Contre vents et marées, oiseaux de mauvais augures, pannes de courant et mad scientists, le LHC a produit ses premiers résultats en décembre. Il n'est pas encore à pleine puissance mais a déjà battu le record du monde établi par Fermilab à Chicago. (Curieusement il semble que le CERN ne dispose pas d'une alimentation particulière en électricité, et soit branché sur le secteur, sa consommation équivalent à celle d'une ville de 200 000 habitants.)
Les images ne sont pas très impressionnantes pour l'amateur, mais les 1500 physiciens sur place et les 7200 physiciens qui travaillent sur le projet dans le monde se tapent déjà le cul par terre d'enthousiasme et se préparent à faire des heures sup pendant les 10 ou 15 prochaines années. Les découvertes attendues doivent révolutionner la connaissance de manière aussi complète que la théorie de la relativité.

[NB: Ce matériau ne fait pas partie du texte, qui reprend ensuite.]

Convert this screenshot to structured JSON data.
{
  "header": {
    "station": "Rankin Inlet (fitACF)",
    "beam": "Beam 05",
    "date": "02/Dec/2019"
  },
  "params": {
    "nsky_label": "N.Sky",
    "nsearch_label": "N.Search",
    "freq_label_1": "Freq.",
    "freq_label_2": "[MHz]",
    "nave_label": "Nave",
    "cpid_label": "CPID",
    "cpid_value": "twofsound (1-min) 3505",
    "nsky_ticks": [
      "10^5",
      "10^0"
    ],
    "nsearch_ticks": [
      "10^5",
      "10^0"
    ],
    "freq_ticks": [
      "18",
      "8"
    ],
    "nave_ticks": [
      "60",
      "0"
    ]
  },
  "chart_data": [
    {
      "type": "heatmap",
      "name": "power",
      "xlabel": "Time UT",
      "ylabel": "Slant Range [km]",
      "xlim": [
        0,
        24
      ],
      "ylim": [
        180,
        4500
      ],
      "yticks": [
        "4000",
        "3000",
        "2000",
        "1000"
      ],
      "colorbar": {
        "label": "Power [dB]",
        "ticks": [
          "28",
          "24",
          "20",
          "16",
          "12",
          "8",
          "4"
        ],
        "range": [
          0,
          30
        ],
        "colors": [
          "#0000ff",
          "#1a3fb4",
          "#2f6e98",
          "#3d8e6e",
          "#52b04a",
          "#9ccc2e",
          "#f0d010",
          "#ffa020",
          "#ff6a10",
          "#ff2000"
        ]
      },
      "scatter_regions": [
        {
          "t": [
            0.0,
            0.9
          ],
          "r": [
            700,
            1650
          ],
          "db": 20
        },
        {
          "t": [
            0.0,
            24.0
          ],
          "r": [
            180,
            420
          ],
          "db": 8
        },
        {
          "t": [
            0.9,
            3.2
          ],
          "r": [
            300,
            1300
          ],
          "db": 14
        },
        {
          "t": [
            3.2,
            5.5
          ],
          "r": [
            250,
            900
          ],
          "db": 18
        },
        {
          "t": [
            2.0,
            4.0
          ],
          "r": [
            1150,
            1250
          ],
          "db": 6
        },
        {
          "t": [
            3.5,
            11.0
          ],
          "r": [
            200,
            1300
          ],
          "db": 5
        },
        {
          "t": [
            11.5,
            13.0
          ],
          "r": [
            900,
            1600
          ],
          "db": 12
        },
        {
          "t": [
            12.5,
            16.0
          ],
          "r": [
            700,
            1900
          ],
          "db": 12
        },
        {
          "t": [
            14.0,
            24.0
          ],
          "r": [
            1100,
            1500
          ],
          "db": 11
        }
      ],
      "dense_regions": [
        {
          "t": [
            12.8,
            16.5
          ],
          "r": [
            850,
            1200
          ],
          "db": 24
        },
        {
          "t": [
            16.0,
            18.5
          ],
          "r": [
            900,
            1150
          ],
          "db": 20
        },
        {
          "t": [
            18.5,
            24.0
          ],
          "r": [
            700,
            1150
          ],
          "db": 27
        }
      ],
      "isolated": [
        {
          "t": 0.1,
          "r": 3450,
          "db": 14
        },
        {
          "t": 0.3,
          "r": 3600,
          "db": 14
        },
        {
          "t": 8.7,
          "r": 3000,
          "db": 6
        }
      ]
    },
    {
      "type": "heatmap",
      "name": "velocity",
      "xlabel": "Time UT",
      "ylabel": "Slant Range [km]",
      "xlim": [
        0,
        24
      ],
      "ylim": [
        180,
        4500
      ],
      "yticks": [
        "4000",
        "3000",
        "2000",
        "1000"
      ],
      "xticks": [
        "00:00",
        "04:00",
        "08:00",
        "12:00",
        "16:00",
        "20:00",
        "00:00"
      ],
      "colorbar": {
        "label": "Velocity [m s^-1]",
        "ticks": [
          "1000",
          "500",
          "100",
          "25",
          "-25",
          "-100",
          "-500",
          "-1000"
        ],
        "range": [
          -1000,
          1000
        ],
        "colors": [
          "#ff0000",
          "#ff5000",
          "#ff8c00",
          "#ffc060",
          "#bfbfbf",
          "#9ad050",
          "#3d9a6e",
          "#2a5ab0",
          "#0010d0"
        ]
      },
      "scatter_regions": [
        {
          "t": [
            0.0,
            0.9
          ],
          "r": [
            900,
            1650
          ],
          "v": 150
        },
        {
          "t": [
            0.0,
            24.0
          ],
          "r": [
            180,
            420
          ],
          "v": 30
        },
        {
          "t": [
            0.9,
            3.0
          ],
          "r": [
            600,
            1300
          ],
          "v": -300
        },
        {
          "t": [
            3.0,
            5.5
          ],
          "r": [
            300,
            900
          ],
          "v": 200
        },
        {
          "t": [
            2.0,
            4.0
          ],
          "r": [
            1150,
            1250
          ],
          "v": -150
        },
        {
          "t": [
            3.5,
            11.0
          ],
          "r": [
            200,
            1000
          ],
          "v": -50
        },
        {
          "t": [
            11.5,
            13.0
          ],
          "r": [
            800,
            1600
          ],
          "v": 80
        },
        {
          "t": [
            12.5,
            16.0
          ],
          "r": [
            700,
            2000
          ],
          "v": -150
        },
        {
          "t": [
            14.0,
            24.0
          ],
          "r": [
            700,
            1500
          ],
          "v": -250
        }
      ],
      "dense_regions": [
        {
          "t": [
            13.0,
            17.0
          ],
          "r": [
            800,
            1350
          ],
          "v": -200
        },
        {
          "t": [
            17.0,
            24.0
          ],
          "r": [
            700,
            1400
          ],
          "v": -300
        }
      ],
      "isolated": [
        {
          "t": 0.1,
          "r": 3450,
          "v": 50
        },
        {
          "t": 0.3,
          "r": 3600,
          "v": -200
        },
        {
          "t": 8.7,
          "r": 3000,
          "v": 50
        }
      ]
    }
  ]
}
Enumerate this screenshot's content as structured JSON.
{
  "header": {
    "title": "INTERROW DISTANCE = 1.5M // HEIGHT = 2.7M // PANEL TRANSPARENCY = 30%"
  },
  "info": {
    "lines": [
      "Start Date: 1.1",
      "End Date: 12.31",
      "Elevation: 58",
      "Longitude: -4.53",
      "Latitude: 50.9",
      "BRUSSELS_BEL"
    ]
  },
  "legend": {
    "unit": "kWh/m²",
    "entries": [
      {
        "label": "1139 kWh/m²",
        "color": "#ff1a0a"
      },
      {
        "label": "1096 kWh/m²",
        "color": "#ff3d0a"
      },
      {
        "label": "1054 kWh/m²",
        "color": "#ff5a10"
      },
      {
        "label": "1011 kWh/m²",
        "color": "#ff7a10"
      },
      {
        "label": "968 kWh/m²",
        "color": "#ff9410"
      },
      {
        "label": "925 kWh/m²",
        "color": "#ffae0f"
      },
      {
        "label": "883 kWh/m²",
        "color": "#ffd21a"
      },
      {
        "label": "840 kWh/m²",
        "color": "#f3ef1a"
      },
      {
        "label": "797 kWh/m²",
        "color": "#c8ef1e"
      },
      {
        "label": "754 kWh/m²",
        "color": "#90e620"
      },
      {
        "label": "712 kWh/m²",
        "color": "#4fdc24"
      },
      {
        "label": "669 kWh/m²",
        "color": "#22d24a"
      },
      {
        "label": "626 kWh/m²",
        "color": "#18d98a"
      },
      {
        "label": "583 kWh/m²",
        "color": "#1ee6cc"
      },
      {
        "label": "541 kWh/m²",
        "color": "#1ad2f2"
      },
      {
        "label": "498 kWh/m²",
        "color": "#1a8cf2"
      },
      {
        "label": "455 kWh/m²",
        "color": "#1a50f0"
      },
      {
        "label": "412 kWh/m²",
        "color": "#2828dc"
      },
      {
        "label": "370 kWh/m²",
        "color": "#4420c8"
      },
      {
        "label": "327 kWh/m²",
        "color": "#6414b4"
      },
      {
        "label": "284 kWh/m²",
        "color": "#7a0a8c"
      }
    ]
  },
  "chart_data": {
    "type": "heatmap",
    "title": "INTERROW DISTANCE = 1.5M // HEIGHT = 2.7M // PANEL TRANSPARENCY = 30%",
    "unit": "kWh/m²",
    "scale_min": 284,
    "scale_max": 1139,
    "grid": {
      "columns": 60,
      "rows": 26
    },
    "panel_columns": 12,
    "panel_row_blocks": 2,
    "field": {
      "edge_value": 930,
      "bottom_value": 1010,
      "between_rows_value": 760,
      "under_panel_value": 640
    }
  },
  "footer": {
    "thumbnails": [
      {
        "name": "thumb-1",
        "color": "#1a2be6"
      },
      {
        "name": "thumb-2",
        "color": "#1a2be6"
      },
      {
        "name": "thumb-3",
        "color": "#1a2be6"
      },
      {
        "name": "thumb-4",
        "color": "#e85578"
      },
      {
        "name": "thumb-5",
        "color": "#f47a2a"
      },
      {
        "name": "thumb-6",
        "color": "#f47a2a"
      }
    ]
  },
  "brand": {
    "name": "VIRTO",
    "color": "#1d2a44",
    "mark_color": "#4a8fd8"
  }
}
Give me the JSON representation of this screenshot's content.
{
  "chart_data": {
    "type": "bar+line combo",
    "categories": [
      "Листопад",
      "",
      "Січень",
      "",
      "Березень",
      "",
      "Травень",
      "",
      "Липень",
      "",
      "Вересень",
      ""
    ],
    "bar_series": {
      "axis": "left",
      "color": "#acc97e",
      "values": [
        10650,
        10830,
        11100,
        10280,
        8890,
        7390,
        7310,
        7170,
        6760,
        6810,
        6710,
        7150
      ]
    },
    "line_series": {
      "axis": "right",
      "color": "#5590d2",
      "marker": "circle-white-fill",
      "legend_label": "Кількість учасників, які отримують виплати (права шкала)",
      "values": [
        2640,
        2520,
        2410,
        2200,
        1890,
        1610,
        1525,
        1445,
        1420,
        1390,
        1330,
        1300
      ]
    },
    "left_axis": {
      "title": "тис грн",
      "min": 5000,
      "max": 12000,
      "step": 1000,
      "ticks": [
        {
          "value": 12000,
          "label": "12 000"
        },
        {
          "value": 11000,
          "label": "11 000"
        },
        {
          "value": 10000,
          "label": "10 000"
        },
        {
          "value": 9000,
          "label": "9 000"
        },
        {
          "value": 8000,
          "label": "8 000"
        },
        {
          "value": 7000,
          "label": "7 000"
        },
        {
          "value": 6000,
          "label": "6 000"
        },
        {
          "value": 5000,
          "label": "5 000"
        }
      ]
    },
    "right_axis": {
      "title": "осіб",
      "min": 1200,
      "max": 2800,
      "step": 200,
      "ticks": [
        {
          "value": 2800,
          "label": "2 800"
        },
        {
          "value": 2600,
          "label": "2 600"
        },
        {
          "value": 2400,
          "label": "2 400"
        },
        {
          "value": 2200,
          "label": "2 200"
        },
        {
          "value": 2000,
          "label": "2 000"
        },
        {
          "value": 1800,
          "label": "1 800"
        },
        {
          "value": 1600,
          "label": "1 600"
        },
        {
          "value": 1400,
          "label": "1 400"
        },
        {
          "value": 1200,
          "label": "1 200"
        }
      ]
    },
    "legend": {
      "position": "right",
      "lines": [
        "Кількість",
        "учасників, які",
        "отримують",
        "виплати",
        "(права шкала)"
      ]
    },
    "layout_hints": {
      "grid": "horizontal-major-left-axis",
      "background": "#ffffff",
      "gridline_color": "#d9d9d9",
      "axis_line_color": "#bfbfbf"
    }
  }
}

Ce que les anglais dans leur langue agglutinante et propice à la concision appellent "paradigm-shifting breakthrough".
En effet le dit modèle standard de l'univers est relativement stable et abondamment vérifié par l'expérience, sauf qu'il présuppose l'existence de 75% de la masse de l'univers que personne n'a jamais vue, l'anti-matière et la matière noire, et le boson "inventé" par le physicien britannique Peter Higgs dans les années soixante, censé conférer leur masse aux autres particules.
Le Pr Higgs a 80 ans aujourd'hui, et trouve qu'il serait merveilleux de pouvoir prouver l'existence de son boson, mais encore plus merveilleux de pouvoir prouver qu'il n'existe pas, ce qui remettrait en cause le modèle standard et permettrait d'inventer toutes sortes d'excitantes nouvelles théories.
But keep you shirt on, ce n'est pas exactement pour demain matin.
PS : La mise à jour de cet article sur le LHC sommeillait dans un coin de mon cerveau depuis quelques semaines lorsque je fus précédée dans cette entreprise par... Vanity Fair, prouvant ainsi que je reste en phase avec ma revue de prédilection depuis bientôt quinze ans :
Kurt Andersen : The Genesis 2.0 Project.